Colombia’s Vice President Marta Lucía Ramírez has withdrawn a criminal complaint alleging InSight Crime Co-director Jeremy McDermott defamed her character in a series about a drug trafficker. The decision came after widespread national and international outcry concerning the criminal complaint.
A lawyer for the vice president, Victor Mosquera Marin, made the announcement in a July 29 tweet: “By precise instructions from Marta Lucía Ramírez and given the clarification made by Jeremy McDermott in the media and on Twitter today, we consider the controversy to be over and we immediately move to withdraw the criminal complaint.”
In her own tweet posted shortly after, Vice President Ramírez confirmed that she considered the case to be over with and that she would be withdrawing the criminal complaint.
As InSight Crime previously reported, Vice President Ramírez was never accused of being involved in any illegal activity in the six-part investigative series published in March, which tracked Madrid-based businessman Guillermo León Acevedo Giraldo, also known as “Memo Fantasma,” a former drug trafficker and leader of the United Self-Defense Forces of Colombia (Autodefensas Unidas de Colombia — AUC).
SEE ALSO: The Invisible Drug Lord: Hunting 'The Ghost'
McDermott said that he was relieved for himself and his InSight Crime team. “We did not change a single word in the investigation, and this validates our work,” he said from Medellín.
The announcement came after press-freedom advocates in Colombia and around the world roundly condemned the charges.
In a July 28 statement, the Committee to Protect Journalists (CPJ) said that the vice president “should drop her criminal defamation suit.” Colombia’s Foundation for Press Freedom (Fundación para la Libertad de Prensa -- FLIP) also denounced the complaint in a statement to InSight Crime and in a series of posts on Twitter.
“Taking criminal action from the place of power that she [Vice President Ramírez] occupies is the wrong way to deal with controversies,” the foundation said.
McDermott stressed that while he is thankful, the dropping of the lawsuit does not change the fact that journalists in Colombia can still be threatened with legal action using the same law that was used against him.

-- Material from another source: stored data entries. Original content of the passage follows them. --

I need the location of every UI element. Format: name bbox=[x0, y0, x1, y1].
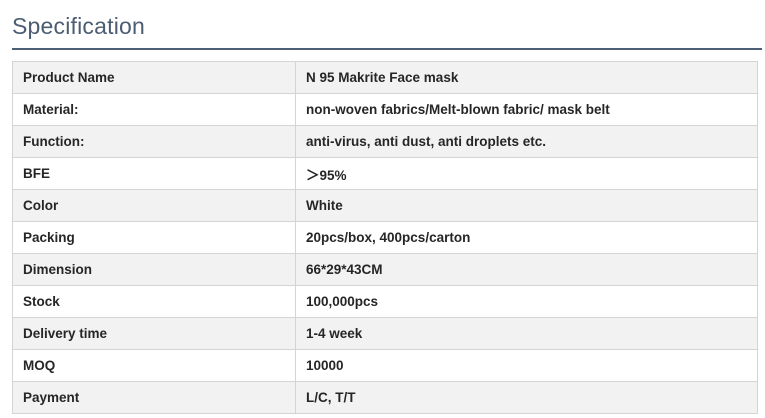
row-label: Delivery time bbox=[12, 317, 296, 350]
row-label: BFE bbox=[12, 157, 296, 190]
row-value: ＞95% bbox=[295, 157, 758, 190]
title-underline bbox=[12, 48, 762, 50]
table-row: Delivery time 1-4 week bbox=[12, 317, 758, 350]
row-label: Product Name bbox=[12, 61, 296, 94]
row-value: 66*29*43CM bbox=[295, 253, 758, 286]
row-value: 100,000pcs bbox=[295, 285, 758, 318]
table-row: MOQ 10000 bbox=[12, 349, 758, 382]
row-label: Function: bbox=[12, 125, 296, 158]
row-value: White bbox=[295, 189, 758, 222]
row-label: Material: bbox=[12, 93, 296, 126]
row-label: Payment bbox=[12, 381, 296, 414]
table-row: Product Name N 95 Makrite Face mask bbox=[12, 61, 758, 94]
row-value: 20pcs/box, 400pcs/carton bbox=[295, 221, 758, 254]
row-label: Color bbox=[12, 189, 296, 222]
table-row: Dimension 66*29*43CM bbox=[12, 253, 758, 286]
row-label: Stock bbox=[12, 285, 296, 318]
specification-table: Product Name N 95 Makrite Face mask Mate… bbox=[12, 61, 758, 414]
table-row: Color White bbox=[12, 189, 758, 222]
row-value: L/C, T/T bbox=[295, 381, 758, 414]
row-label: MOQ bbox=[12, 349, 296, 382]
table-row: Function: anti-virus, anti dust, anti dr… bbox=[12, 125, 758, 158]
row-label: Packing bbox=[12, 221, 296, 254]
table-row: Packing 20pcs/box, 400pcs/carton bbox=[12, 221, 758, 254]
table-row: Stock 100,000pcs bbox=[12, 285, 758, 318]
table-row: Material: non-woven fabrics/Melt-blown f… bbox=[12, 93, 758, 126]
row-value: 10000 bbox=[295, 349, 758, 382]
row-value: 1-4 week bbox=[295, 317, 758, 350]
section-title: Specification bbox=[12, 13, 146, 39]
row-label: Dimension bbox=[12, 253, 296, 286]
specification-page: Specification Product Name N 95 Makrite … bbox=[0, 0, 765, 418]
row-value: anti-virus, anti dust, anti droplets etc… bbox=[295, 125, 758, 158]
row-value: non-woven fabrics/Melt-blown fabric/ mas… bbox=[295, 93, 758, 126]
table-row: Payment L/C, T/T bbox=[12, 381, 758, 414]
row-value: N 95 Makrite Face mask bbox=[295, 61, 758, 94]
table-row: BFE ＞95% bbox=[12, 157, 758, 190]
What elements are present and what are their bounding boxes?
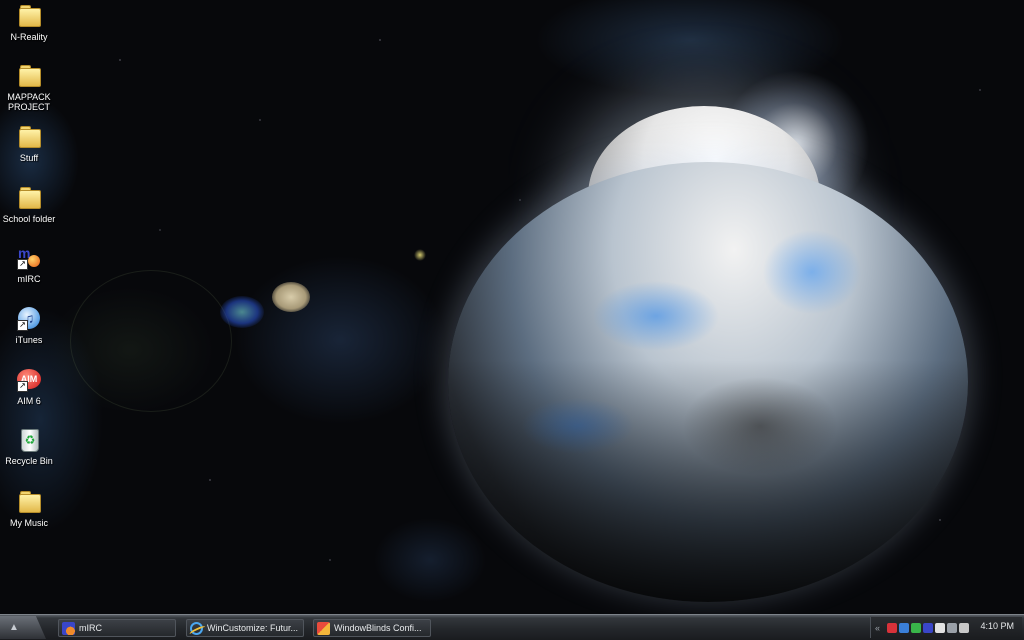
desktop-icon-label: MAPPACK PROJECT <box>7 92 51 112</box>
folder-icon <box>17 64 41 88</box>
system-tray: « 4:10 PM <box>870 617 1022 638</box>
desktop-icon-label: N-Reality <box>10 32 48 42</box>
tray-mirc-icon[interactable] <box>923 622 933 633</box>
wallpaper-lens-flare-dot <box>414 249 426 261</box>
desktop-icon-aim-6[interactable]: AIM ↗ AIM 6 <box>0 368 58 406</box>
windowblinds-icon <box>317 621 330 635</box>
taskbar-button-label: mIRC <box>79 623 102 633</box>
tray-monitor-icon[interactable] <box>959 622 969 633</box>
itunes-icon: ♫ ↗ <box>17 307 41 331</box>
taskbar-button-label: WinCustomize: Futur... <box>207 623 299 633</box>
desktop-icon-n-reality[interactable]: N-Reality <box>0 4 58 42</box>
desktop-icon-label: My Music <box>10 518 48 528</box>
desktop-icon-label: AIM 6 <box>17 396 41 406</box>
tray-aim-icon[interactable] <box>887 622 897 633</box>
desktop-icon-itunes[interactable]: ♫ ↗ iTunes <box>0 307 58 345</box>
desktop-icon-label: iTunes <box>15 335 43 345</box>
desktop-icon-recycle-bin[interactable]: ♻ Recycle Bin <box>0 428 58 466</box>
tray-clock[interactable]: 4:10 PM <box>980 621 1014 631</box>
mirc-icon: m ↗ <box>17 246 41 270</box>
wallpaper-lens-flare-gold <box>272 282 310 312</box>
tray-signal-icon[interactable] <box>911 622 921 633</box>
aim-icon: AIM ↗ <box>17 368 41 392</box>
taskbar-button-windowblinds[interactable]: WindowBlinds Confi... <box>313 619 431 637</box>
tray-antivirus-icon[interactable] <box>935 622 945 633</box>
mirc-icon <box>62 621 75 635</box>
internet-explorer-icon <box>190 621 203 635</box>
tray-speaker-icon[interactable] <box>947 622 957 633</box>
desktop-icon-my-music[interactable]: My Music <box>0 490 58 528</box>
tray-network-icon[interactable] <box>899 622 909 633</box>
taskbar-button-label: WindowBlinds Confi... <box>334 623 422 633</box>
desktop-icon-label: Recycle Bin <box>5 456 53 466</box>
folder-icon <box>17 4 41 28</box>
start-button[interactable]: ▲ <box>0 616 46 639</box>
recycle-bin-icon: ♻ <box>17 428 41 452</box>
shortcut-arrow-icon: ↗ <box>17 320 28 331</box>
desktop[interactable]: N-Reality MAPPACK PROJECT Stuff School f… <box>0 0 1024 640</box>
desktop-icon-mirc[interactable]: m ↗ mIRC <box>0 246 58 284</box>
wallpaper-lens-flare-blue <box>220 296 264 328</box>
desktop-icon-school-folder[interactable]: School folder <box>0 186 58 224</box>
taskbar: ▲ mIRC WinCustomize: Futur... WindowBlin… <box>0 614 1024 640</box>
wallpaper-planet-shadow <box>448 162 968 602</box>
desktop-icon-label: School folder <box>2 214 56 224</box>
folder-icon <box>17 186 41 210</box>
desktop-icon-stuff[interactable]: Stuff <box>0 125 58 163</box>
folder-icon <box>17 490 41 514</box>
desktop-icon-label: mIRC <box>17 274 41 284</box>
wallpaper-lens-ring <box>70 270 232 412</box>
tray-expand-icon[interactable]: « <box>875 623 885 633</box>
shortcut-arrow-icon: ↗ <box>17 381 28 392</box>
taskbar-button-mirc[interactable]: mIRC <box>58 619 176 637</box>
shortcut-arrow-icon: ↗ <box>17 259 28 270</box>
taskbar-button-wincustomize[interactable]: WinCustomize: Futur... <box>186 619 304 637</box>
desktop-icon-mappack-project[interactable]: MAPPACK PROJECT <box>0 64 58 112</box>
folder-icon <box>17 125 41 149</box>
desktop-icon-label: Stuff <box>19 153 39 163</box>
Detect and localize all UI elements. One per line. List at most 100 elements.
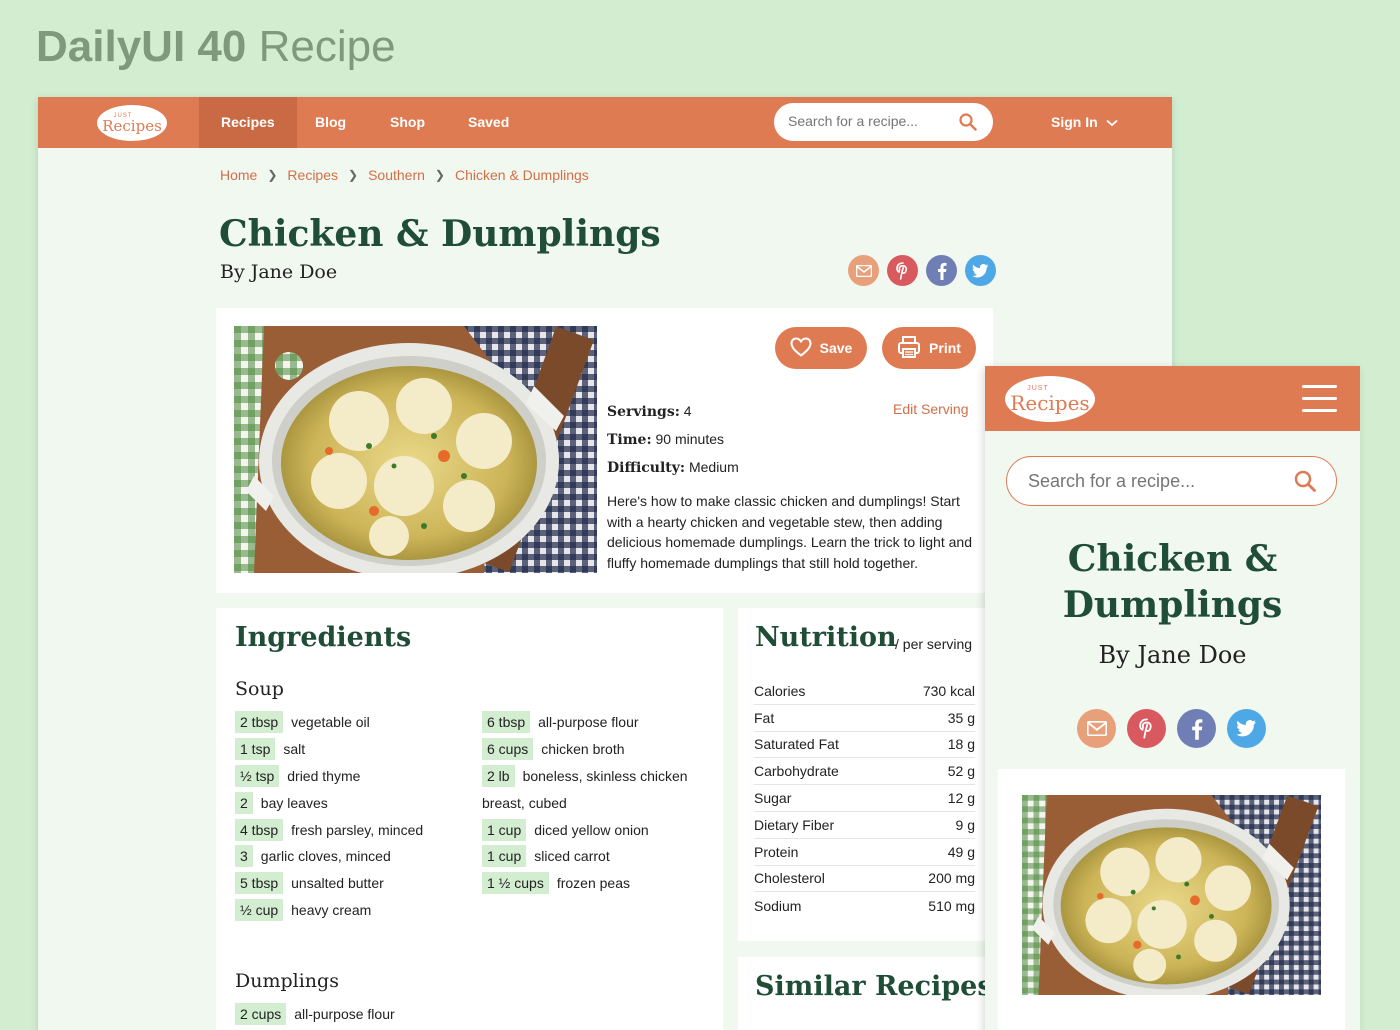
save-label: Save: [819, 340, 853, 356]
crumb-current[interactable]: Chicken & Dumplings: [455, 167, 589, 183]
nutrient-label: Carbohydrate: [754, 763, 839, 780]
nutrient-label: Cholesterol: [754, 870, 825, 887]
twitter-icon[interactable]: [965, 255, 996, 286]
list-item: 4 tbsp fresh parsley, minced: [235, 816, 423, 843]
save-button[interactable]: Save: [775, 327, 867, 369]
chevron-right-icon: ❯: [348, 168, 359, 182]
list-item: 1 ½ cups frozen peas: [482, 870, 688, 897]
time-label: Time:: [607, 432, 652, 448]
recipe-photo: [234, 326, 597, 573]
nav-shop[interactable]: Shop: [390, 97, 425, 148]
mail-icon[interactable]: [1077, 709, 1116, 748]
table-row: Sodium 510 mg: [754, 892, 975, 919]
ingredient-name: heavy cream: [291, 901, 372, 918]
nav-recipes[interactable]: Recipes: [199, 97, 297, 148]
chevron-right-icon: ❯: [267, 168, 278, 182]
recipe-title: Chicken & Dumplings: [219, 213, 661, 255]
time-value: 90 minutes: [655, 431, 724, 447]
ingredient-qty: 6 tbsp: [482, 711, 531, 734]
heart-icon: [790, 336, 812, 360]
list-item: 3 garlic cloves, minced: [235, 843, 423, 870]
crumb-home[interactable]: Home: [220, 167, 257, 183]
recipe-byline: By Jane Doe: [220, 261, 338, 283]
soup-title: Soup: [235, 678, 284, 700]
table-row: Fat 35 g: [754, 705, 975, 732]
difficulty-value: Medium: [688, 459, 739, 475]
ingredient-name: diced yellow onion: [534, 821, 649, 838]
nutrition-title: Nutrition: [755, 622, 897, 653]
search-icon[interactable]: [959, 113, 977, 136]
nutrient-label: Calories: [754, 682, 806, 699]
hamburger-menu-icon[interactable]: [1302, 385, 1337, 412]
nutrient-label: Fat: [754, 709, 775, 726]
ingredient-name: unsalted butter: [291, 875, 384, 892]
list-item: 5 tbsp unsalted butter: [235, 870, 423, 897]
nutrition-table: Calories 730 kcal Fat 35 g Saturated Fat 18…: [754, 678, 975, 919]
facebook-icon[interactable]: [926, 255, 957, 286]
title-line-1: Chicken &: [1067, 538, 1278, 580]
mobile-photo-card: [998, 769, 1345, 1030]
nutrient-label: Sodium: [754, 897, 802, 914]
edit-serving-link[interactable]: Edit Serving: [893, 398, 968, 420]
breadcrumb: Home ❯ Recipes ❯ Southern ❯ Chicken & Du…: [220, 167, 589, 183]
list-item: ½ cup heavy cream: [235, 897, 423, 924]
difficulty-label: Difficulty:: [607, 460, 686, 476]
mobile-recipe-title: Chicken & Dumplings: [985, 536, 1360, 628]
share-buttons: [1077, 709, 1266, 748]
print-label: Print: [929, 340, 961, 356]
brand-logo[interactable]: JUST Recipes: [1005, 376, 1095, 422]
mobile-byline: By Jane Doe: [1098, 641, 1247, 669]
title-line-2: Dumplings: [1062, 584, 1283, 626]
search-input[interactable]: [1028, 471, 1278, 492]
similar-recipes-card: Similar Recipes: [738, 957, 993, 1030]
ingredient-name: garlic cloves, minced: [260, 848, 391, 865]
ingredient-qty: 4 tbsp: [235, 818, 284, 841]
twitter-icon[interactable]: [1227, 709, 1266, 748]
nutrition-card: Nutrition / per serving Calories 730 kcal…: [738, 608, 993, 941]
pinterest-icon[interactable]: [1127, 709, 1166, 748]
nutrient-value: 200 mg: [928, 870, 975, 887]
list-item: 2 lb boneless, skinless chicken: [482, 763, 688, 790]
heading-light: Recipe: [258, 22, 396, 71]
top-nav: JUST Recipes Recipes Blog Shop Saved Sig…: [38, 97, 1172, 148]
search-icon[interactable]: [1294, 470, 1316, 497]
nav-blog[interactable]: Blog: [315, 97, 346, 148]
table-row: Protein 49 g: [754, 839, 975, 866]
ingredient-qty: 3: [235, 845, 253, 868]
ingredient-name: salt: [283, 741, 306, 758]
time-row: Time: 90 minutes: [607, 426, 739, 454]
list-item: 1 cup sliced carrot: [482, 843, 688, 870]
nutrient-value: 510 mg: [928, 897, 975, 914]
nutrient-value: 35 g: [947, 709, 975, 726]
nav-saved[interactable]: Saved: [468, 97, 509, 148]
ingredient-name: boneless, skinless chicken: [522, 767, 688, 784]
crumb-southern[interactable]: Southern: [368, 167, 425, 183]
ingredient-name: chicken broth: [541, 741, 625, 758]
search-input[interactable]: [788, 113, 953, 129]
nutrient-value: 49 g: [947, 843, 975, 860]
nutrient-label: Sugar: [754, 790, 792, 807]
table-row: Calories 730 kcal: [754, 678, 975, 705]
brand-logo[interactable]: JUST Recipes: [97, 105, 167, 141]
dumplings-column: 2 cups all-purpose flour: [235, 1001, 395, 1028]
mail-icon[interactable]: [848, 255, 879, 286]
mobile-nav: JUST Recipes: [985, 366, 1360, 431]
list-item: 6 cups chicken broth: [482, 736, 688, 763]
table-row: Cholesterol 200 mg: [754, 866, 975, 893]
signin-menu[interactable]: Sign In: [1051, 97, 1118, 148]
dumplings-title: Dumplings: [235, 970, 339, 992]
nutrient-label: Protein: [754, 843, 799, 860]
ingredient-qty: 1 ½ cups: [482, 872, 549, 895]
ingredient-name: fresh parsley, minced: [291, 821, 424, 838]
facebook-icon[interactable]: [1177, 709, 1216, 748]
similar-recipes-title: Similar Recipes: [755, 971, 993, 1002]
crumb-recipes[interactable]: Recipes: [287, 167, 338, 183]
table-row: Carbohydrate 52 g: [754, 758, 975, 786]
chevron-right-icon: ❯: [434, 168, 445, 182]
servings-value: 4: [683, 403, 692, 419]
pinterest-icon[interactable]: [887, 255, 918, 286]
print-button[interactable]: Print: [882, 327, 976, 369]
recipe-photo: [1022, 795, 1321, 995]
page-heading: DailyUI 40 Recipe: [36, 22, 396, 72]
nutrient-value: 9 g: [955, 816, 975, 833]
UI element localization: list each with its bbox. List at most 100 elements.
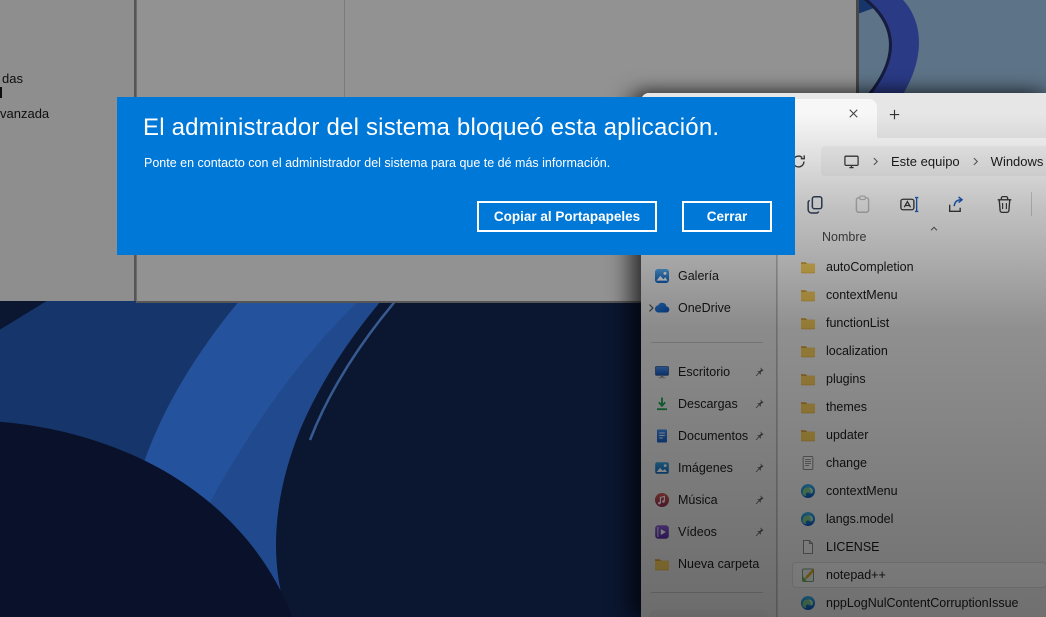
pin-icon (753, 462, 765, 474)
sidebar-item-onedrive[interactable]: OneDrive (649, 294, 769, 322)
screen: das vanzada (0, 0, 1046, 617)
sidebar-item-label: OneDrive (678, 301, 769, 315)
desktop-icon (654, 364, 670, 380)
sidebar-item-label: Música (678, 493, 753, 507)
file-row-contextmenu[interactable]: contextMenu (792, 282, 1046, 308)
text-fragment-bar (0, 87, 2, 98)
sidebar-item-im-genes[interactable]: Imágenes (649, 454, 769, 482)
file-name: contextMenu (826, 484, 898, 498)
pin-icon (753, 494, 765, 506)
breadcrumb-item-drive[interactable]: Windows (991, 154, 1044, 169)
sidebar-item-label: Descargas (678, 397, 753, 411)
file-row-contextmenu[interactable]: contextMenu (792, 478, 1046, 504)
textfile-icon (800, 455, 816, 471)
file-icon (800, 539, 816, 555)
pictures-icon (654, 460, 670, 476)
file-name: notepad++ (826, 568, 886, 582)
sidebar-separator (651, 592, 763, 593)
sidebar-item-label: Escritorio (678, 365, 753, 379)
downloads-icon (654, 396, 670, 412)
toolbar-divider (1031, 192, 1032, 216)
sidebar-item-escritorio[interactable]: Escritorio (649, 358, 769, 386)
sort-ascending-icon (928, 224, 940, 234)
folder-icon (800, 427, 816, 443)
documents-icon (654, 428, 670, 444)
pin-icon (753, 398, 765, 410)
file-row-langs-model[interactable]: langs.model (792, 506, 1046, 532)
file-name: langs.model (826, 512, 893, 526)
explorer-content: Galería OneDrive Escritorio Descargas Docume… (641, 224, 1046, 617)
file-name: autoCompletion (826, 260, 914, 274)
file-row-plugins[interactable]: plugins (792, 366, 1046, 392)
copy-icon[interactable] (804, 193, 826, 215)
folder-icon (800, 315, 816, 331)
file-row-functionlist[interactable]: functionList (792, 310, 1046, 336)
dialog-buttons: Copiar al Portapapeles Cerrar (117, 201, 795, 232)
videos-icon (654, 524, 670, 540)
folder-icon (800, 287, 816, 303)
npp-icon (800, 567, 816, 583)
folder-icon (800, 399, 816, 415)
sidebar-item-label: Nueva carpeta (678, 557, 769, 571)
delete-icon[interactable] (993, 193, 1015, 215)
sidebar-item-label: Galería (678, 269, 769, 283)
sidebar-item-descargas[interactable]: Descargas (649, 390, 769, 418)
sidebar-item-label: Documentos (678, 429, 753, 443)
sidebar-item-galer-a[interactable]: Galería (649, 262, 769, 290)
text-fragment: das (2, 71, 23, 86)
sidebar-item-m-sica[interactable]: Música (649, 486, 769, 514)
close-button[interactable]: Cerrar (682, 201, 772, 232)
tab-close-icon[interactable] (845, 105, 861, 121)
file-name: change (826, 456, 867, 470)
dialog-title: El administrador del sistema bloqueó est… (143, 114, 719, 142)
file-list-pane: Nombre autoCompletion contextMenu function… (778, 224, 1046, 617)
chevron-right-icon (869, 155, 882, 168)
pin-icon (753, 430, 765, 442)
sidebar-item-v-deos[interactable]: Vídeos (649, 518, 769, 546)
file-row-change[interactable]: change (792, 450, 1046, 476)
file-name: themes (826, 400, 867, 414)
file-row-license[interactable]: LICENSE (792, 534, 1046, 560)
file-name: localization (826, 344, 888, 358)
sidebar-item-label: Vídeos (678, 525, 753, 539)
navigation-sidebar: Galería OneDrive Escritorio Descargas Docume… (641, 224, 776, 617)
breadcrumb: Este equipo Windows (821, 146, 1046, 176)
file-row-localization[interactable]: localization (792, 338, 1046, 364)
file-name: contextMenu (826, 288, 898, 302)
file-name: functionList (826, 316, 889, 330)
this-pc-icon (843, 153, 860, 170)
new-tab-icon[interactable] (886, 106, 902, 122)
pin-icon (753, 526, 765, 538)
folder-icon (800, 259, 816, 275)
dialog-subtitle: Ponte en contacto con el administrador d… (144, 156, 610, 170)
file-row-notepad[interactable]: notepad++ (792, 562, 1046, 588)
share-icon[interactable] (945, 193, 967, 215)
background-window-left: das vanzada (0, 0, 136, 301)
edge-icon (800, 483, 816, 499)
folder-icon (800, 343, 816, 359)
window-panel-divider (344, 0, 345, 97)
column-header-name[interactable]: Nombre (822, 230, 866, 244)
smartscreen-dialog: El administrador del sistema bloqueó est… (117, 97, 795, 255)
breadcrumb-item-this-pc[interactable]: Este equipo (891, 154, 960, 169)
copy-to-clipboard-button[interactable]: Copiar al Portapapeles (477, 201, 657, 232)
sidebar-item-documentos[interactable]: Documentos (649, 422, 769, 450)
file-name: updater (826, 428, 868, 442)
gallery-icon (654, 268, 670, 284)
folder-icon (654, 556, 670, 572)
file-row-updater[interactable]: updater (792, 422, 1046, 448)
file-row-autocompletion[interactable]: autoCompletion (792, 254, 1046, 280)
pin-icon (753, 366, 765, 378)
sidebar-separator (651, 342, 763, 343)
chevron-right-icon (969, 155, 982, 168)
expand-chevron-icon[interactable] (645, 302, 657, 314)
file-name: LICENSE (826, 540, 880, 554)
rename-icon[interactable] (898, 193, 920, 215)
text-fragment: vanzada (0, 106, 49, 121)
file-row-themes[interactable]: themes (792, 394, 1046, 420)
file-row-npplognulcontentcorruptionissue[interactable]: nppLogNulContentCorruptionIssue (792, 590, 1046, 616)
paste-icon[interactable] (851, 193, 873, 215)
sidebar-item-nueva-carpeta[interactable]: Nueva carpeta (649, 550, 769, 578)
sidebar-item-partial[interactable] (649, 610, 769, 617)
edge-icon (800, 511, 816, 527)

He questioned whether a Colombian journalist would have seen the same outcome if faced with a similar situation.
“Colombia should have scrapped criminal defamation from its books long ago, in line with growing regional trends. Ramírez should drop her suit against Jeremy McDermott immediately, and the country should reform its laws,” said CPJ Central and South America Program Coordinator Natalie Southwick.
The director of Human Rights Watch's Americas Division, José Miguel Vivanco, echoed that sentiment, adding that “defamation penal code norms violate human rights norms.”